In point of composition Millet’s pictures have great excellence.  “I try not to have things look as if chance brought them together,” he said, “but as if they had a necessary bond between them.”  So nothing is accidental, but every object, however small, is an indispensable part of the whole scheme.

An important characteristic of his work is its power to suggest the third dimension of space.  The figures have a solid, tangible appearance, as if actually alive.  The Gleaners, the Woman Churning, and the Man with the Hoe are thoroughly convincing in their reality.

The picture of the Gleaners especially has that so-called “quality of circumambient light” which circulates about the objects, so to speak, and gives them position in space.  Millet’s landscapes also have a depth of spaciousness which reaches into infinite distance.  The principles of composition are applied in perspective as well as laterally.  We can look into the picture, through it, and beyond it, as if we were standing in the presence of nature.

Mr. Bernhard Berenson goes so far as to say that this art of “space composition,” as he terms it, can “directly communicate religious emotion,” and explains on this ground the devotional influence of Perugino’s works, which show so remarkable a feeling for space.[1] If he is right, it is on this principle, rather than because of its subject, that the Angelus is, as it has sometimes been called, “one of the greatest religious paintings of the age.”
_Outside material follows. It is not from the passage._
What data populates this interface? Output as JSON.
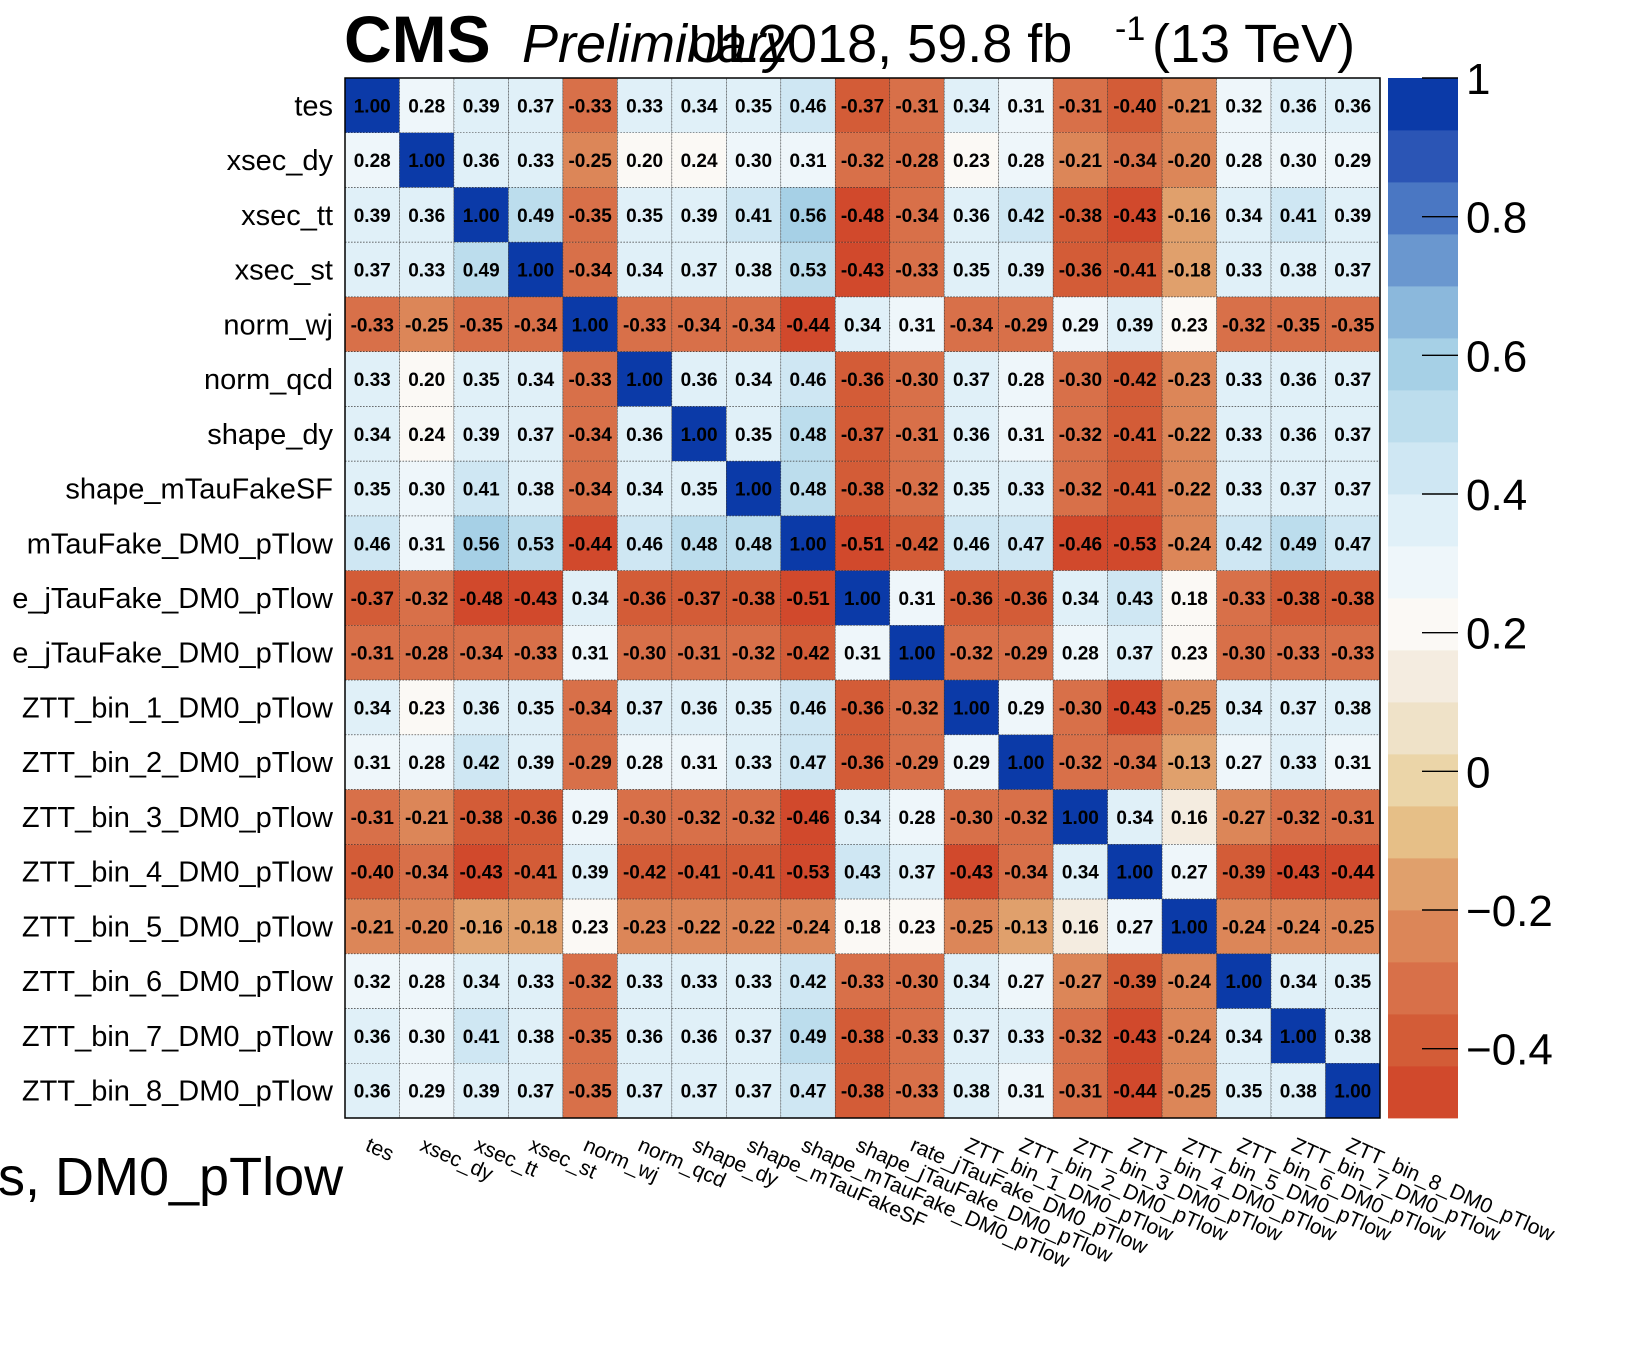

While Millet’s art is, in its entirety, quite unique, there are certain interesting points of resemblance between his work and that of some older masters.  He is akin to Rembrandt both in his indifference to beauty and in his intense love of human nature.  Millet’s indifference to beauty is the more remarkable because in this he stood alone in his day and generation, while in the northern art of the seventeenth century, of which Rembrandt is an exponent, beauty was never supreme.

As a lover of human nature, Millet’s sympathies, though no less intense than Rembrandt’s, were less catholic.  His range of observation was limited to peasant life, while the Dutch master painted all classes and conditions of men.  Yet both alike were profound students of character and regarded expression as the chief element of beauty.  Rembrandt, however, sought expression principally in the countenance, and Millet had a fuller understanding of the expressiveness of the entire body.  The work of each thus complements that of the other.

Millet’s passion for figure expression was first worked out in painting the nude.  When he abandoned such subjects for the homelier themes of labor, he gave no less attention to the study of form and attitude.  The simple clothing of the peasant is cut so loosely as to give entire freedom of motion to the body, and it is worn so long that it shapes itself perfectly to the figure.  The body thus clad is scarcely inferior to the nude in assuming the fine lines of an expressive pose.